Questa è una delle bellezze di Sarajevo: la presenza di movimenti spontanei capaci di organizzarsi. Ma è importante che non si creino centri egemonici che possano occupare posizioni di controllo. Possono esserci diversi flussi creativi che a un certo punto si incontrano. Ars Aevi ha deciso di seguire il percorso già delineato: se il nostro piccolo staff riuscisse a dare un contributo a Sarajevo e alla regione circostante, dovremmo lasciare ampio spazio ad altre forze intellettuali e creative perché si sviluppino in modo autonomo. L’importante è che qualsiasi movimento culturale e artistico sia sincero.
Il progetto è sostenuto, oltre che da centri internazionali per l’arte, anche dai Comuni di Venezia, Roma, Firenze, Milano e dalla Regione Toscana. Crede ci possano essere future collaborazioni di lunga durata con tali istituzioni pubbliche?
Ciò che accadrà sarà un processo naturale: le organizzazioni che hanno fondato la collezione sono i padri della collezione stessa. Ars Aevi è una loro creazione in crescita, che troverà presto casa nella nuova sede espositiva al domani di un percorso ben pianificato di scambi e programmi. Abbiamo ulteriori progetti, ma il tempo è poco ed è difficile ottenere i finanziamenti necessari. Io aspetto. Finora il compito che mi sono posto è stato quello di arrivare all’avvio della costruzione del museo, e durante questo percorso ventennale è stato creato uno splendido gruppo di giovani collaboratori: saranno loro a sviluppare i progetti futuri una volta aperto il museo.
Come pensa che il vostro progetto possa giovare al futuro della città?
In qualità di fondatori, crediamo che Ars Aevi sia un progetto culturale, artistico e di economia dello sviluppo. All’estero percepisco un grande entusiasmo da parte di molte persone che vorrebbero visitare la penisola dei Balcani, ma avverto una persistente mancanza di fiducia verso la nostra regione: perdurano timori di fondo legati alle immagini nere del passato, alle guerre, al primitivismo, all’assedio. Il nostro desiderio è di favorire una nuova percezione di un centro urbano simbolico, storicamente punto d’incontro di culture diverse, per incoraggiare la città a guardare avanti.

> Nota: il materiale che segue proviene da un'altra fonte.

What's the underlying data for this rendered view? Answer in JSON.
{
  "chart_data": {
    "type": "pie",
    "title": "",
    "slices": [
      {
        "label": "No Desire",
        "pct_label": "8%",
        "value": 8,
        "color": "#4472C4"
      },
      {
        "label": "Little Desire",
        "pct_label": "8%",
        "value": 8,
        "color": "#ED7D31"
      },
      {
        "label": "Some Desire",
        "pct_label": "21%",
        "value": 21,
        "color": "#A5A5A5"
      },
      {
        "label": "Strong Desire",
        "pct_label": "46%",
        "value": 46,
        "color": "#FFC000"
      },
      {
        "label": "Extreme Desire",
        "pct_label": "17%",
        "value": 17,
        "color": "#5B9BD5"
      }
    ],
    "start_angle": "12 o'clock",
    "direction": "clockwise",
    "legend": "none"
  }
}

E poi è necessario stimolare gli investitori affinché creino una nuova immagine della città e di tutta l’area circostante, perché penso che il nostro progetto possa essere importante anche per i Paesi vicini alla Bosnia-Erzegovina, in relazione al loro sviluppo economico legato alla cultura. Ci sarà un ritorno ben maggiore rispetto alla semplice creazione di un museo: il nostro percorso è nato come espressione della volontà collettiva, e sono certo che Sarajevo avrà un nuovo volto per una rinnovata dignità dei suoi cittadini più giovani. Ars Aevi unisce simbolicamente diversi artisti provenienti da tutto il mondo: grazie all’arte contemporanea, che non fa più parte di alcun dominio, né di alcun impero.